USMCA: Digital Trade & IP Protection

The USMCA agreement includes a first-of-its-kind chapter on digital trade that contains the strongest commitment of any international agreement to date. This chapter protects international data transfers, prohibits customs duties on electronic products, prescribes the use of electronic authentication, addresses cybersecurity challenges, and enhances customer protections, among others. Mexico undertook significant legislative reforms to implement its intellectual property commitments for compliance under the USMCA.

Additionally, under the USMCA, there are specific provisions related to intellectual property protection, including patents, trademarks, copyrights and trade secrets. These provisions aim to promote innovation and encourage R&D activities by providing a framework for the protection and enforcement of intellectual property rights across the three countries.

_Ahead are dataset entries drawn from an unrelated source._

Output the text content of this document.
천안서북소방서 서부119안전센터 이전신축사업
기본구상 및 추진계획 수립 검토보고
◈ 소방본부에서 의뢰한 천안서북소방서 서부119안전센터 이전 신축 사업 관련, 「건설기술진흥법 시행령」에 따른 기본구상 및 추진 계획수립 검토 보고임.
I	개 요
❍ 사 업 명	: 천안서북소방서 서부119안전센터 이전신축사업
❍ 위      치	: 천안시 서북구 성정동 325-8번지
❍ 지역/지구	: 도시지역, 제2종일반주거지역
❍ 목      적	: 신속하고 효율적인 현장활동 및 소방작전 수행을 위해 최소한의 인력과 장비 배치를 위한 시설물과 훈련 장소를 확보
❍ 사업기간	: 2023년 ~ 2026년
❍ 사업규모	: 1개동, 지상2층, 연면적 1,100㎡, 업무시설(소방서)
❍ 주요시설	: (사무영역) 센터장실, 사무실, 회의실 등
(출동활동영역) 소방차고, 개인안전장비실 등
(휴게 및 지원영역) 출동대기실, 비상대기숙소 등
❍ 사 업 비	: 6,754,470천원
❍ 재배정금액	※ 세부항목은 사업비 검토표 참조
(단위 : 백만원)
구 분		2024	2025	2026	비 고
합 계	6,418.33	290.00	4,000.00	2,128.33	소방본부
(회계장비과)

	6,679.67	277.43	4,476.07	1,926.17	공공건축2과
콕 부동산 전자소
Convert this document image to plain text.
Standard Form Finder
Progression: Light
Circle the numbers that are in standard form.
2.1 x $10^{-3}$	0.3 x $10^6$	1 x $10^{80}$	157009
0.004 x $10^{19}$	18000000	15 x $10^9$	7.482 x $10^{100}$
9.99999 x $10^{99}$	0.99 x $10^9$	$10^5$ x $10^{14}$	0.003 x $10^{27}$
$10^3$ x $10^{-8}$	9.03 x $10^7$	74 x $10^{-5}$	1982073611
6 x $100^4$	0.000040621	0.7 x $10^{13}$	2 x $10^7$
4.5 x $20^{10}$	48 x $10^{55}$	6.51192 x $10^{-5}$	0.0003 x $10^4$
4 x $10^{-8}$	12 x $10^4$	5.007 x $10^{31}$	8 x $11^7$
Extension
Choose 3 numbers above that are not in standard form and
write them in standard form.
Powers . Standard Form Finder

Mexico's tech sector is booming, fueled by nearshoring and government support. This growth presents a golden opportunity for service providers across various industries.

Key Takeaways:

  • Nearshoring Boom: Mexico's proximity to the U.S. and skilled workforce make it an ideal location for nearshoring. This creates a demand for service providers like logistics, R&D, software, and engineering, among others.
  • Tech Hubs Emerge: Clusters like Monterrey, Tijuana, Juarez, and Guadalajara are thriving with IT talent, R&D initiatives, and major tech companies.
  • Competitive Advantages: Mexico boasts a well-educated workforce, lower wages compared to other skilled markets, and strong bilingual capabilities - an advantage for serving U.S. companies.

The Future is Bright. The USMCA agreement reinforces digital trade and IP protection, further strengthening Mexico's position as a tech partner. With nearshoring on the rise, the future of Mexico's service sector is bright.